インタビュー
» 2008年10月03日 14時54分 UPDATE

CEATEC JAPAN 2008:“立て掛けREGZA”のひみつ

東芝ブースの中央に陣取り、来場者の注目を集める“立て掛けREGZA”。その開発経緯とコンセプトを聞いた。

[芹澤隆徳,ITmedia]

 東芝ブースの中央に陣取り、来場者の注目を集める“立て掛けREGZA”。一見、縦長のミラー(姿見)のように見えるユニークな外見だが、実は日本の住環境とインテリアを考慮したアイデアが込められていた。東芝、東芝デジタルメディアネットワーク社テレビ事業部日本部の本村裕史参事と同社デザインセンター・デジタルプロダクツデザイン担当の佐川崇参事に話を聞いた。
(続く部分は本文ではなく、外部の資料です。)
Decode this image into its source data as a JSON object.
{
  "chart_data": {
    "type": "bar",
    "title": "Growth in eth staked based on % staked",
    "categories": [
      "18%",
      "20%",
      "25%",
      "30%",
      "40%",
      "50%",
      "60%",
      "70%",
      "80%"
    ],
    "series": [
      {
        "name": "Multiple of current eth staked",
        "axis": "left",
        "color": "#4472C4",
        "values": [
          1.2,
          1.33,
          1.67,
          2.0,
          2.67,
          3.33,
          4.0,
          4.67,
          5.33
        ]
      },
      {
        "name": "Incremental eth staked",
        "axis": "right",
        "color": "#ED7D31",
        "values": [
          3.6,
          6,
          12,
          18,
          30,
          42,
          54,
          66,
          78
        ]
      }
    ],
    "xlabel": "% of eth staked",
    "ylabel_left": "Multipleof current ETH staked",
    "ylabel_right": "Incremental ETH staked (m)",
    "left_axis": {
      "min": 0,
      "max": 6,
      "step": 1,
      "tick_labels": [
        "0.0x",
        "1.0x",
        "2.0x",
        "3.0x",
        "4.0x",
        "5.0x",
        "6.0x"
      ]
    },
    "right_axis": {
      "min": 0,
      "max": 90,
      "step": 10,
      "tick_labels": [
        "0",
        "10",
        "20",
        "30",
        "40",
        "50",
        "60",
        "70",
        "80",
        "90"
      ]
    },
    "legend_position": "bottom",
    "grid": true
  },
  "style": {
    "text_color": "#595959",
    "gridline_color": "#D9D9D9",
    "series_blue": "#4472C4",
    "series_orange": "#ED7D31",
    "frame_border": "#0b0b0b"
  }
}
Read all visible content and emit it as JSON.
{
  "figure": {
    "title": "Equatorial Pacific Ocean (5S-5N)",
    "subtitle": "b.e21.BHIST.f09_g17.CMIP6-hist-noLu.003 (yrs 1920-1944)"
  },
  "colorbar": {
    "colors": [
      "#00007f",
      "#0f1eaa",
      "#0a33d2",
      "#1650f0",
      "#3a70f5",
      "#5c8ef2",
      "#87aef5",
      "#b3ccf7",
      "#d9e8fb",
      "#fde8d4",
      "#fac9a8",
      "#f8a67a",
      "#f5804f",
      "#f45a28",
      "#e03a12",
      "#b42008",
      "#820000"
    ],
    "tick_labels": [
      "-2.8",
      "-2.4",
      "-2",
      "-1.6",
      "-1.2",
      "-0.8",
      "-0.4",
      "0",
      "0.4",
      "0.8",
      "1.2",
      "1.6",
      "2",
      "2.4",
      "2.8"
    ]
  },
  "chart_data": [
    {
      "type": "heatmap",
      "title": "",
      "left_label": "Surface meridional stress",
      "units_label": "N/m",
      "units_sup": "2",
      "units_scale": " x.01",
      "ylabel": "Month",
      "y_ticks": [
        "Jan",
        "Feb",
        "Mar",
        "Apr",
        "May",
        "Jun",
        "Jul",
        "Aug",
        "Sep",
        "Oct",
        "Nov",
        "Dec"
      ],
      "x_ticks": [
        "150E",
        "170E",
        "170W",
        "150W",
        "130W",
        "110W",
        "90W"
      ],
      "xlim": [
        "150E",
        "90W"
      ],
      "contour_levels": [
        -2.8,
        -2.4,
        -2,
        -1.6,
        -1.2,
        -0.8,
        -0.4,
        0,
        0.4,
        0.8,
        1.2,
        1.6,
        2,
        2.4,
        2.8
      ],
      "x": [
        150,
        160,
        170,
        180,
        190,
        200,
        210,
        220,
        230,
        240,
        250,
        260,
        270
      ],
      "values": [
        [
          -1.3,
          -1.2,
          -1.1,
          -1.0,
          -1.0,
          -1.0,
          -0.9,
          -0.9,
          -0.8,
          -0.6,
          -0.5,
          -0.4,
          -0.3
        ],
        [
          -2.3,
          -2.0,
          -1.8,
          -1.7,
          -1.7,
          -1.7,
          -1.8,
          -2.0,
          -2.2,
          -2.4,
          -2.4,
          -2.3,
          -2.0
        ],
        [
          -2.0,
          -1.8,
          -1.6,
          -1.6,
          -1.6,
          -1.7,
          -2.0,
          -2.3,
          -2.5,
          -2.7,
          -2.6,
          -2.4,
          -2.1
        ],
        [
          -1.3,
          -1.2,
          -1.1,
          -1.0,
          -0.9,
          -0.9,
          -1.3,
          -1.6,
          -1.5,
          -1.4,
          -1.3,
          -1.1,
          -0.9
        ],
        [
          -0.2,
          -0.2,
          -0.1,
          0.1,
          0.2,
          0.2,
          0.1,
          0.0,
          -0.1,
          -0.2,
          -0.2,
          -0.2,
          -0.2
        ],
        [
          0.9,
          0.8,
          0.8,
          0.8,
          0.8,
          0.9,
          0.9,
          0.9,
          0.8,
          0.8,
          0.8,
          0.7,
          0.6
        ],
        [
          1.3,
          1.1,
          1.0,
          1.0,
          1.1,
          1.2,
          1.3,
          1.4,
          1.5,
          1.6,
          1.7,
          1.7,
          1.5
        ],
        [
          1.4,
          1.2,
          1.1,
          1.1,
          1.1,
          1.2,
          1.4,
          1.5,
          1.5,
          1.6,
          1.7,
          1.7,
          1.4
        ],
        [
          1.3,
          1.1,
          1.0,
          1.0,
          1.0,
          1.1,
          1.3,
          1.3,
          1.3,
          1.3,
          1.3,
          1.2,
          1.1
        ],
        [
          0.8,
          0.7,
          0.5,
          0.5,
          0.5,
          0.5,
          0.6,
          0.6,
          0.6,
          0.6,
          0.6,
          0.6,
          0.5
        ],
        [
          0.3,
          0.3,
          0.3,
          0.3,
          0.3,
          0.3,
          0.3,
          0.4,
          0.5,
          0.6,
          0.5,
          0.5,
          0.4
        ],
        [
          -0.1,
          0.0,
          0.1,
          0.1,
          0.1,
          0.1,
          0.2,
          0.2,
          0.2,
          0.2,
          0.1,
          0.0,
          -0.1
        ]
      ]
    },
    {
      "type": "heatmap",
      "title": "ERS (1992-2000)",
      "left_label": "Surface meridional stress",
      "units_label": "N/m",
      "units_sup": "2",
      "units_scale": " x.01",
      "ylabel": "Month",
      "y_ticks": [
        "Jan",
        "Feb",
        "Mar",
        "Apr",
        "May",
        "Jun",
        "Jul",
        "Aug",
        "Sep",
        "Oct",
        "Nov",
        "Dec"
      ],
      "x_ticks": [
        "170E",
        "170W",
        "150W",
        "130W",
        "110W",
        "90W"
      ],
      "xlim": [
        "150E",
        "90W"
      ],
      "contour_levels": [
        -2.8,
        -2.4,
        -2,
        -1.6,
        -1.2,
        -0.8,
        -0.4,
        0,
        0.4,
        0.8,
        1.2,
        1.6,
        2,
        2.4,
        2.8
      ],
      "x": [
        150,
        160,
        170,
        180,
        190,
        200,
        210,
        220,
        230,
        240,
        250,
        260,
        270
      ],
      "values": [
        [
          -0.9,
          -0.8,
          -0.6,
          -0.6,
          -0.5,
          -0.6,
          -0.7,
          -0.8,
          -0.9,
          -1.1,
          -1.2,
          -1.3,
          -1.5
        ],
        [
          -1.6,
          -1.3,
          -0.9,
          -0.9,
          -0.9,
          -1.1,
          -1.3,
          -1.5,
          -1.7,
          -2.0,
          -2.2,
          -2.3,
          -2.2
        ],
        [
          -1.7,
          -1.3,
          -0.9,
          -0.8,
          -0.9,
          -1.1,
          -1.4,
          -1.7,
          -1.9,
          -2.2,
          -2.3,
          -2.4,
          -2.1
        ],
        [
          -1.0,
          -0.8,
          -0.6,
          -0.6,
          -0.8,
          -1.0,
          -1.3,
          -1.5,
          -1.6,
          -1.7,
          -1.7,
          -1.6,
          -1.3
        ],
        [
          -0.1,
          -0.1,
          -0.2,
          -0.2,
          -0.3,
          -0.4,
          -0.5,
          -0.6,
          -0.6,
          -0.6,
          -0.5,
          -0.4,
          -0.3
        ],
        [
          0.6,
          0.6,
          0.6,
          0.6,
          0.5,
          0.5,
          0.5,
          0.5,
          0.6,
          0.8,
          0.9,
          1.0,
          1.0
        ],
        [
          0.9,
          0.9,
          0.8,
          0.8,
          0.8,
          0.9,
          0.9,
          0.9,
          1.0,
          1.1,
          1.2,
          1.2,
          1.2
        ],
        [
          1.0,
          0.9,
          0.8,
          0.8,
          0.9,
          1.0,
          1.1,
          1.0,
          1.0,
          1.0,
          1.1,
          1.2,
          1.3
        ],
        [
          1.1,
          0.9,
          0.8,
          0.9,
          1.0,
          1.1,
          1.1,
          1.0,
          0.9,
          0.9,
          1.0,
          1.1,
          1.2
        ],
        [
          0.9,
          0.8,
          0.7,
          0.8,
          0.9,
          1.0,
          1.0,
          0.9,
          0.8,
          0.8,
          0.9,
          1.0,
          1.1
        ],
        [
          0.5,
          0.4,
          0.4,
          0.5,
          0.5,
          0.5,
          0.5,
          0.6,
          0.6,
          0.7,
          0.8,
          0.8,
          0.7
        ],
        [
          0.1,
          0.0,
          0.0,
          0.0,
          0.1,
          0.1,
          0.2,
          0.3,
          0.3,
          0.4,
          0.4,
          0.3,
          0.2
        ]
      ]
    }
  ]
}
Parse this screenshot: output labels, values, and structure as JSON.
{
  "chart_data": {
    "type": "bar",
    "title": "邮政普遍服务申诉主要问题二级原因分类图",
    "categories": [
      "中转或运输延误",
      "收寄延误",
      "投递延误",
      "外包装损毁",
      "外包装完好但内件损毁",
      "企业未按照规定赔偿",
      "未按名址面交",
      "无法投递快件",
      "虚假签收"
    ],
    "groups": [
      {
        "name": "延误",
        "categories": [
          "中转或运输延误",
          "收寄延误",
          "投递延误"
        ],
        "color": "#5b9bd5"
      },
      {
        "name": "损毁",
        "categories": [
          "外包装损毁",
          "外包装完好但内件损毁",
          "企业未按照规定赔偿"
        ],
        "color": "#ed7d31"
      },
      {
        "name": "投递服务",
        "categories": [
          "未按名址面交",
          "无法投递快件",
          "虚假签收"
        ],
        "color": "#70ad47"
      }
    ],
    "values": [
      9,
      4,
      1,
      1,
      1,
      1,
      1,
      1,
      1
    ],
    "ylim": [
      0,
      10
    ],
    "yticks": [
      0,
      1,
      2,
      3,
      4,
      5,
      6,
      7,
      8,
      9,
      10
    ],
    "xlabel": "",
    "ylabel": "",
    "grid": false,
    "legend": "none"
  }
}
photo 東芝の本村参事とデザインを担当した佐川参事

 本村氏によると、“立て掛け”のアイデアを思いついたのは今年の初め頃。「日本の住環境と現在のテレビを考えたとき、壁掛けというのはまだハードルが高く、どこの家庭でもできることではありません。そのため“壁寄せ”のスタンドが流行していますが、ちょっとコンサバティブ(保守的)でしょう? 何か新しいスタイルを……と考えて思いついたのが“立て掛け”です」。

 しかし、社内でこの企画を説明しても、上役を中心にあまり理解を得られなかったという。確かに商品化を前提に考えれば、無理もない反応といえそうだ。「そこで、デザイナーに直接イメージを送り、相談したんです」(本村氏)。

 東芝デザインセンターの佐川参事は、昨年のREGZA「RF350」シリーズをはじめ、本村氏と組んでデザインコンシャスな液晶テレビに取り組んでいるデザイナー。受け取ったイメージをふくらませ、「今回はインテリアコンシャスなテレビではなく、テレビを“インテリアそのもの”にしよう」と考えた。

 立て掛けREGZAは、録画機能付きの52V型をベースにしたもので、そのフレームは全面がフラットなガラス製。フレームの角は絵画の額縁のように処理され、まるで鏡のように周囲の風景を映している。佐川氏によると、これは「ガラスの裏側から金属素材を蒸着した」もので、構造的には本当の“鏡”だという。

photophoto 本当の“鏡”になっている立て掛けREGZA。ちなみに、大きなガラス板としたことでコストがかさみすぎ、「上司にニラまれた」らしい

 また、画面の下には夜空の星のように白色LEDが輝き、ゆっくりと点滅する。LEDはとくに機能を持っているわけではなく、演出の一環だ。「一枚の板に映像が浮いているようなイメージ。画面の下には無限の空間があるように感じてもらえれば」。

 コンセプトモデルとはいえ、気になるのが安定性と画面の角度だろう。立て掛けたテレビが不安定では、常用することは難しい。また画面が斜め上方を向いているため、例えばソファーに座ったユーザーは液晶パネルを下から眺めることになってしまう。液晶パネルの特性上、下方向の視野角はあまり広くない。

 「今回は、展示を前提にしたコンセプトモデルのため、高くなっています。つまり“立って眺める”ことを前提にしたもの。室内用なら高さを抑え、椅子に座ったとき、壁際に立て掛けたテレビの画面がまっすぐ見られるようになるでしょう」(佐川氏)。また安定性については、背後に壁に密着する形の固定用面を設けているため、倒れる心配はないという。「実際、壁にはあまり重さはかかっていません」。

photophoto 通常のHDDの代わりに64GバイトのSSDを搭載。デモ用コンテンツを収めている(左)。背面のスタンドは壁に面で接触するようになっている(右)

 今回の立て掛けREGZAは、あくまでコンセプトモデルだ。しかし、テレビをインテリアそのものにして、同時に設置の制約をなくすという発想はユニーク。その独特の外観とあわせて東芝ブースで異彩を放っているので、CEATEC JAPAN 2008を訪れるならぜひチェックしてほしい。